Michael J. McCarthy MD, PhD
Assistant Adjunct Professor/Staff Psychiatrist VASDHS Bipolar Disorder Clinic (STEP)
Biography: Dr McCarthy graduated from the University of New Mexico with undergraduate majors in Biochemistry and Psychology in 1996. In 2005, he completed his doctoral medical and research training in neuropharmacology at Ohio State University. He did his residency in Psychiatry at UCSD, completing the research track and serving as the chief resident for research in 2009. From 2009-2011 he completed a research fellowship in Psychiatric Genetics and Chronobiology under the mentorship of David Welsh and John Kelsoe. Dr McCarthy joined the UCSD faculty in 2011 and presently sees patients in the VASDHS clinic for bipolar disorder, conducts research in clinical pharmacogenetics, and does basic molecular biology, examining circadian clock function in cells from patients with psychiatric illness such as bipolar disorder and alcoholism.
Research Focus: Due to regular intervals of light and dark caused by the Earth’s rotation around the sun, circadian clock genes have been selected through evolution to assist living organisms (including humans) in dealing with changes in temperature, food availability and social interaction. These genes have been shown to govern not only sleep wake behaviors, but also the brain’s reward and motivation systems. For these reasons, clock genes have been implicated in mood disorders such as bipolar disorder and major depression, and also substances abuse disorders like alcoholism. Clinically, the potential for clock gene influence is reinforced by features of these illnesses in which the commonly encountered alterations in sleep wake cycles, appetite, and other rhythmic behaviors are responsive to light availability and/or season. Similarly, lithium, a medication for treating mood disorders, has effects on rhythmic daily behaviors and affects the expression of several clock genes.
In the laboratory, we are using cell lines and DNA from psychiatric patients to examine circadian clock genes. We measure clock gene expression using bioluminescent reporter assays to determine if their rhythms are disturbed relative to cells from unaffected subjects, or if the expression rhythms respond differentially to conditions like lithium treatment or stress.
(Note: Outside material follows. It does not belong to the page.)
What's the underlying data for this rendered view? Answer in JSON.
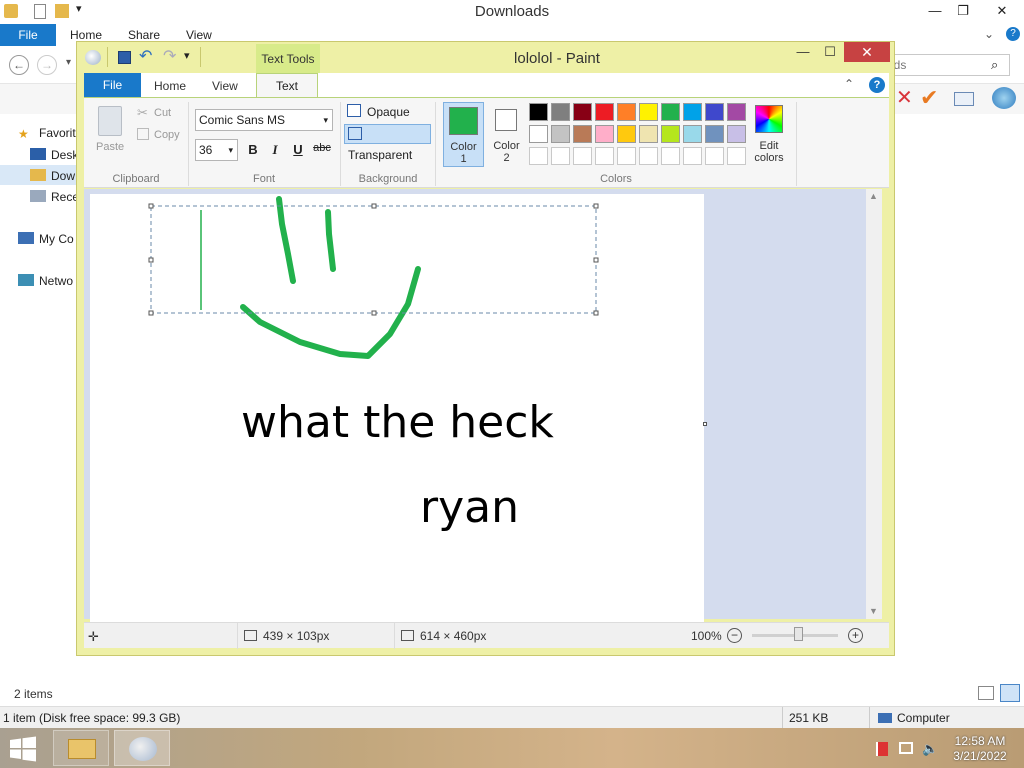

We also examine genetic variants in candidate clock genes to determine if these are associated with clinical features of mood disorders such as lithium response. Where possible, we link associated genetic variants to functional differences in gene regulation.
Clinical Focus: I treat veterans suffering from disturbances in mood where bipolar disorder is considered as likely in the differential diagnosis. Therefore, many of my patients have bipolar disorder, but others may be diagnosed with major depression, personality disorders or psychotic disorders like schizophrenia. Many patients have multiple diagnoses, including post-traumatic stress disorder and substance use disorders. In some cases, I use pharmacogenetic tools or collect genetic samples in hopes of establishing biological predictors of medication response in the future.
McCarthy MJ, Nievergelt CM, Shekhtman T, Kripke DF, Welsh DK, and Kelsoe JR. Functional genetic variation in the Rev-Erbα pathway and lithium response in the treatment of bipolar disorder. Genes, Brain Behavior 2011 (in press).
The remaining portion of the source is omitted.